Memang sih ada, tapi itu pun bentuknya KTP. Dan itu KTP kawan kami Alaik Azizi yang masih dibawa oleh Bagir karena mungkin untuk kenang-kenangan. Ketika ada salah satu kawan saya yang goblok menyebutkan hal itu ke Habib Ali, tentu saja Ayah Bagir begitu terkejut dan memohon dengan sangat kepada Alaik untuk mengiklaskannya... Tanpa dminta pun sudah pasti diiklaskan... karena justru kamilah yang banyak berhutang kepada Bagir...
Berita kematian kawan kami kinim bahkan sampai waktu saya menulis catatan ini, beberapa kawan saya masih tidak mau untuk percaya bahwa Bagir kawan kami telah meninggalkan kami. Kalau saya sendiri beserta kawan-kawan saya yang takziyah kemarin, kami tidak merasa kehilangan seorang Bagir... apalagi ketika kami mendapat kehormatan sebagai yang pertama menyolati jenazah sahabat kami ini (sebelum dibawa ke masjid agung Tegal untuk disholatkan lagi di sana), dalam benak kami, masih terdengar jelas bagaimana suara Bagir yang ketawa... seolah-olah, dalam riuhnya doa di ruangan itu, kami benar-benar mendengar suara Bagir yang mengajak kami ngobrol...
Di awal kedatangan kami ke rumahnya Bagir Jumat pagi itu, saya bisa menangkap mata-mata merah dan sembab dari kawan-kawan saya. Setiap dari kami ingin menyembunyikannya dengan alibi "pura-pura" ngantuk, tapi saya yakin benar ada rasa kehilangan yang dalam dari kawan-kawan saya ini ketika seorang Bagir dijemput lebih dulu....
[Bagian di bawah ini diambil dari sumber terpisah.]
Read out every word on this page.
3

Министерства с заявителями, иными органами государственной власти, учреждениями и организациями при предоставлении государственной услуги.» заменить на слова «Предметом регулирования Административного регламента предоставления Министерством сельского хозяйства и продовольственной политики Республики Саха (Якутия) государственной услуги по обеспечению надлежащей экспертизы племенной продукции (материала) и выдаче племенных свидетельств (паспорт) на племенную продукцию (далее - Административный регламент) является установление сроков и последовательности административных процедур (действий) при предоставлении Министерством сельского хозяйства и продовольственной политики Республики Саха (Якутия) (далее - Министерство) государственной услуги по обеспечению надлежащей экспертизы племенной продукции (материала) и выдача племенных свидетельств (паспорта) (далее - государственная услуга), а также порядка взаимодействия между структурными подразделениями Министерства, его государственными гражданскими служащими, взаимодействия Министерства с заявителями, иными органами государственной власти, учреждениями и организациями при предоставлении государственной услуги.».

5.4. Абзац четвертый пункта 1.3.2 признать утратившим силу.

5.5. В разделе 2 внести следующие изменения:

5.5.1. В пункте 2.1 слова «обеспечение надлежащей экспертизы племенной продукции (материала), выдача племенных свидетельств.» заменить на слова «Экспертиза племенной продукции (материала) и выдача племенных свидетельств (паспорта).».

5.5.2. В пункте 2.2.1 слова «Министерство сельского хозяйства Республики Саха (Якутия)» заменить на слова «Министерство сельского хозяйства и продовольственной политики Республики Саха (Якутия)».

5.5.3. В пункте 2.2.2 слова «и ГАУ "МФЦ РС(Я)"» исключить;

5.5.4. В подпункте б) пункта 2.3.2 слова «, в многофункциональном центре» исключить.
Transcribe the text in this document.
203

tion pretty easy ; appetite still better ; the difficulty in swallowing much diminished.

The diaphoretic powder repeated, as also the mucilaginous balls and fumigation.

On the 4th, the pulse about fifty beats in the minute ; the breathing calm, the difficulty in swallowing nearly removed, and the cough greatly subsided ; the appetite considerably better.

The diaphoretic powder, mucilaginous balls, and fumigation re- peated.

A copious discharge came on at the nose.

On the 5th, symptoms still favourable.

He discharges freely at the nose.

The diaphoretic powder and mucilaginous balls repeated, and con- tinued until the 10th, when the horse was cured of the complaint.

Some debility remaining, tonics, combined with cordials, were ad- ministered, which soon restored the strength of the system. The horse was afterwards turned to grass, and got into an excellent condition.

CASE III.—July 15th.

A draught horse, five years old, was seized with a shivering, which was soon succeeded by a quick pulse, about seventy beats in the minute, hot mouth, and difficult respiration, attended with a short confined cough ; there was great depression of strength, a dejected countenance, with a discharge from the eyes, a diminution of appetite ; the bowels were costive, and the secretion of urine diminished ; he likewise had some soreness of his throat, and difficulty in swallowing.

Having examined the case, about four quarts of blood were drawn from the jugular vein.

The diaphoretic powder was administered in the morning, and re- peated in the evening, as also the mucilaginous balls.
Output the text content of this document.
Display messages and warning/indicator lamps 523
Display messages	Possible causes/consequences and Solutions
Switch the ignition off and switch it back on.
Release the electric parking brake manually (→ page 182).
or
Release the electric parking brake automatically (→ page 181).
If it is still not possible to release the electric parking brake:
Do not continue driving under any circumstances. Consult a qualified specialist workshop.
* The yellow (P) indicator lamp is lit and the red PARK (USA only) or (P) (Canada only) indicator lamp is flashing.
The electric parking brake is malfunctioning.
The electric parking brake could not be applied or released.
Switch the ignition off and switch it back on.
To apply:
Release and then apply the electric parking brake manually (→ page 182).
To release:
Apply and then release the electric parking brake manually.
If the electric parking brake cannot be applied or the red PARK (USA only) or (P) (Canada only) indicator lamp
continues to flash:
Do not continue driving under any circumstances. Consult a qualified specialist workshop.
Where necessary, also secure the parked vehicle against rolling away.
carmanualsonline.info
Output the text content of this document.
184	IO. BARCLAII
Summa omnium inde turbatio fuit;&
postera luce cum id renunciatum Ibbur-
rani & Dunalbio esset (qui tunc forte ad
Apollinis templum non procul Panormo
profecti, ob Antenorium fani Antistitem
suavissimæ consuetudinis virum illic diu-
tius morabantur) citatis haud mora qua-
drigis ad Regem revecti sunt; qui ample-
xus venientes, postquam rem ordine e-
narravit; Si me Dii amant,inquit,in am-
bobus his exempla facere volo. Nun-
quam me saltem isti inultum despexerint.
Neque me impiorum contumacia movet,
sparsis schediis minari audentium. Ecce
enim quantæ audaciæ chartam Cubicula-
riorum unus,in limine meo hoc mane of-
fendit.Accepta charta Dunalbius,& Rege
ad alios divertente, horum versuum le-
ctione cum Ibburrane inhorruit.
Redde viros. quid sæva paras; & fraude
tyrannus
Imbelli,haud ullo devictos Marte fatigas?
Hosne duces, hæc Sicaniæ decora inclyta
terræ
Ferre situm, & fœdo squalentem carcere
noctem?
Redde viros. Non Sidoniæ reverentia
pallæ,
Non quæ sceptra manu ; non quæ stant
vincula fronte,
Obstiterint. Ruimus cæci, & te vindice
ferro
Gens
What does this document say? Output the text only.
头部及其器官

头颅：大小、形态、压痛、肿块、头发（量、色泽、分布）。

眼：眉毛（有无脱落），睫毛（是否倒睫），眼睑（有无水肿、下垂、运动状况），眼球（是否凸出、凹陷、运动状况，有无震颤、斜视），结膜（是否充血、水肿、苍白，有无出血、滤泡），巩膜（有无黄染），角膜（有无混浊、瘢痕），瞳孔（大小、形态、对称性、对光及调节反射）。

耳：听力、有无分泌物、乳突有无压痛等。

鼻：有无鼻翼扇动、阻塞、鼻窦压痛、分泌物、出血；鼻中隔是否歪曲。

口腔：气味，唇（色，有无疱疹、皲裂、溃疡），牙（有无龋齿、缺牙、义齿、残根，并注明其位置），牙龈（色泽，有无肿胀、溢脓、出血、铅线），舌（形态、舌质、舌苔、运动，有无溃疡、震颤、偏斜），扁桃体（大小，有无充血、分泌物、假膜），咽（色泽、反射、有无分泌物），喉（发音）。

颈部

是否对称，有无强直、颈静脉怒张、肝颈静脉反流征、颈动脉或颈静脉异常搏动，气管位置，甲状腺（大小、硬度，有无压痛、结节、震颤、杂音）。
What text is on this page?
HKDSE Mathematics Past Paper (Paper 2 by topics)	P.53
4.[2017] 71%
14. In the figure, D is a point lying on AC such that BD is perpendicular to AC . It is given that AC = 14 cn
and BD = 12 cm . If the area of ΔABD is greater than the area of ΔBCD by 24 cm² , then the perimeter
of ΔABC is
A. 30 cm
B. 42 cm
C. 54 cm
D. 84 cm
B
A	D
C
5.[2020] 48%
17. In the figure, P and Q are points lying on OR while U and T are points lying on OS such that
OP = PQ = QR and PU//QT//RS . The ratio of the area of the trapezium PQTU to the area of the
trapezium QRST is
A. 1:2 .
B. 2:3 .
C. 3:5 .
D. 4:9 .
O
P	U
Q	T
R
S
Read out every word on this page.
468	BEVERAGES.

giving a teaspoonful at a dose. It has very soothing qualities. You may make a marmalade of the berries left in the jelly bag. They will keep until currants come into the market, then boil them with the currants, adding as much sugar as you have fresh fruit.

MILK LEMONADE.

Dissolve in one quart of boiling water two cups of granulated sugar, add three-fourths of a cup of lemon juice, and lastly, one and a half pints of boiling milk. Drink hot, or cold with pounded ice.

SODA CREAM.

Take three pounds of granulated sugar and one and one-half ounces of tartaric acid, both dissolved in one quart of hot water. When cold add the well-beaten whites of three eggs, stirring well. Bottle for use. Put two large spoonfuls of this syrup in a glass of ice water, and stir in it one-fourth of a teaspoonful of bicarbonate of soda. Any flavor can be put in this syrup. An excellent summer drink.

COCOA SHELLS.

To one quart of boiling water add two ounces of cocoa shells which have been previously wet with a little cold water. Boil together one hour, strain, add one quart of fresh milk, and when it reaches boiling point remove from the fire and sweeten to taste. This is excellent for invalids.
Tangisan kecil kami memang hanya sebentar... apalagi setelah jenazah Bagir selesai dimandikan, setiap dari kami tersenyum getir melihat tubuh besar itu kini terbaring di keranda dalam balutan kain kaffan tak begerak sama sekali. Begitu bisa melihat langsung wajah sahabat kami ini untuk terkahir kalinya, tangis dan pedih kami seketika berhenti, di sana Bagir seolah berdialog dengan kami...
Wajahnya tenang, nyaman, dan seolah bicara;" wis to ojo do nangis" dengan senyum kecil di ujung bibirnya... seolah memang senyum itu ditujukan kepada kami agar kami berhenti menangis.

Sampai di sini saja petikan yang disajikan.